Im sechsten Pokalduell scheiterte Hertha damit bereits zum fünften Mal an der Eintracht. „Und ihr wollt aus der Hauptstadt sein“, sangen deren Fans kurz vor Ende der Verlängerung. Pokalspiele in und gegen Braunschweig haben für Hertha schon fast etwas Rituelles. Zuletzt trafen beide Klubs in diesem Wettbewerb im Zweijahresrhythmus aufeinander. 2018 setzten sich die Gäste aus Berlin durch, 2020 – nach einem spektakulären Duell – die Braunschweiger. 5:4 siegten sie, damals ebenfalls als Aufsteiger aus der Dritten Liga.
Am Sonntagabend erlebte Hertha ein ähnliches Debakel, nach einem packenden, hochdramatischen Pokalduell und einem ebenso wilden Spielverlauf wie vor zwei Jahren.

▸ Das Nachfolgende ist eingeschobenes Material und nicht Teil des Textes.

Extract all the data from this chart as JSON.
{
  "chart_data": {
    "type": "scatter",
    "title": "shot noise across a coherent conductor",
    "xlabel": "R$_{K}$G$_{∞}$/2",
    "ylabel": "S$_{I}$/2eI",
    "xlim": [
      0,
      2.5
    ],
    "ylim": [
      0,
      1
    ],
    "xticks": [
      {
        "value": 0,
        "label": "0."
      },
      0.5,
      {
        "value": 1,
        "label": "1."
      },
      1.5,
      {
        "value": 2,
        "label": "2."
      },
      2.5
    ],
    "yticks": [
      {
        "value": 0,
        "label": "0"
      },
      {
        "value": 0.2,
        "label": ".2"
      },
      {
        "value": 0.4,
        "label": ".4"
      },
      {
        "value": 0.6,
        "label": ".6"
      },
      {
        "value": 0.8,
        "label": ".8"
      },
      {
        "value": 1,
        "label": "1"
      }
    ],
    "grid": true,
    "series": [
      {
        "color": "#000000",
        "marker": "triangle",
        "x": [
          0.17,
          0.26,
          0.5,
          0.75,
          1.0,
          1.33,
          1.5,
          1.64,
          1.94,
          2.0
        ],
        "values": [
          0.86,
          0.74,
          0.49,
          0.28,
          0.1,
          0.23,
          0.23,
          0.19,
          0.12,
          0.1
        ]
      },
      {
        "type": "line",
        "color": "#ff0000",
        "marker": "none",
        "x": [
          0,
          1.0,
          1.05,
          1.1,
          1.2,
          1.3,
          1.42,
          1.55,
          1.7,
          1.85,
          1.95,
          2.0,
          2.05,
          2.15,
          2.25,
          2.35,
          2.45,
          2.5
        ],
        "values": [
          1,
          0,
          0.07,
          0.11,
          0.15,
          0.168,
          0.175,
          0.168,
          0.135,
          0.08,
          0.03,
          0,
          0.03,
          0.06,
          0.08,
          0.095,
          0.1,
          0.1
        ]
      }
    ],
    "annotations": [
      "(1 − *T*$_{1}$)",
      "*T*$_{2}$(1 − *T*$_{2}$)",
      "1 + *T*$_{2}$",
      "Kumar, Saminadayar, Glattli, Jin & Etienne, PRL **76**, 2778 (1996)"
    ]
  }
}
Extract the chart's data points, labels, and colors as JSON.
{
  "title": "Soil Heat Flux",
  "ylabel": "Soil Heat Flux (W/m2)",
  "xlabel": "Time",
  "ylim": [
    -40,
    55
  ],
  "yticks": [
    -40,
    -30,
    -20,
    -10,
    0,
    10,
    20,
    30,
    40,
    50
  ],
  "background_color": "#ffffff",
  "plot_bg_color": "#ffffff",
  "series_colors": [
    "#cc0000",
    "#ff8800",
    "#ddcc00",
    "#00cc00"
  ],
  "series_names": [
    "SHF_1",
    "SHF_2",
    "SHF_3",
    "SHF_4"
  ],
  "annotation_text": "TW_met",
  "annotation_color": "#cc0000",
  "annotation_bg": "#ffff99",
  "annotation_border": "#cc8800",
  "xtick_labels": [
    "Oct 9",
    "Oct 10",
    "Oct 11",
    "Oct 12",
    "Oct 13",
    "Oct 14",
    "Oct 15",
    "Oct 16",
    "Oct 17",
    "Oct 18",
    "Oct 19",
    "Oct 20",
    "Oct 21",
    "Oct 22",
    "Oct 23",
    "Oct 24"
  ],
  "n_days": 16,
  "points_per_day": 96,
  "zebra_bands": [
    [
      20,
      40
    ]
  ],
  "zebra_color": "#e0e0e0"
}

Schwarz hatte zwei Neuzugänge in der Startelf aufgeboten. Jonjoe Kenny verteidigte rechtsaußen in der Viererkette, Ivan Sunjic spielte im gewohnten 4-3-3-System als Solosechser. Chidera Ejuke saß zunächst auf der Bank, kam aber 20 Minuten vor dem Ende, als die Dinge sich urplötzlich zu Herthas Ungunsten gedreht hatten. Der neue Stürmer Wilfried Kanga, erst am Samstag verpflichtet, stand naturgemäß noch nicht im Kader.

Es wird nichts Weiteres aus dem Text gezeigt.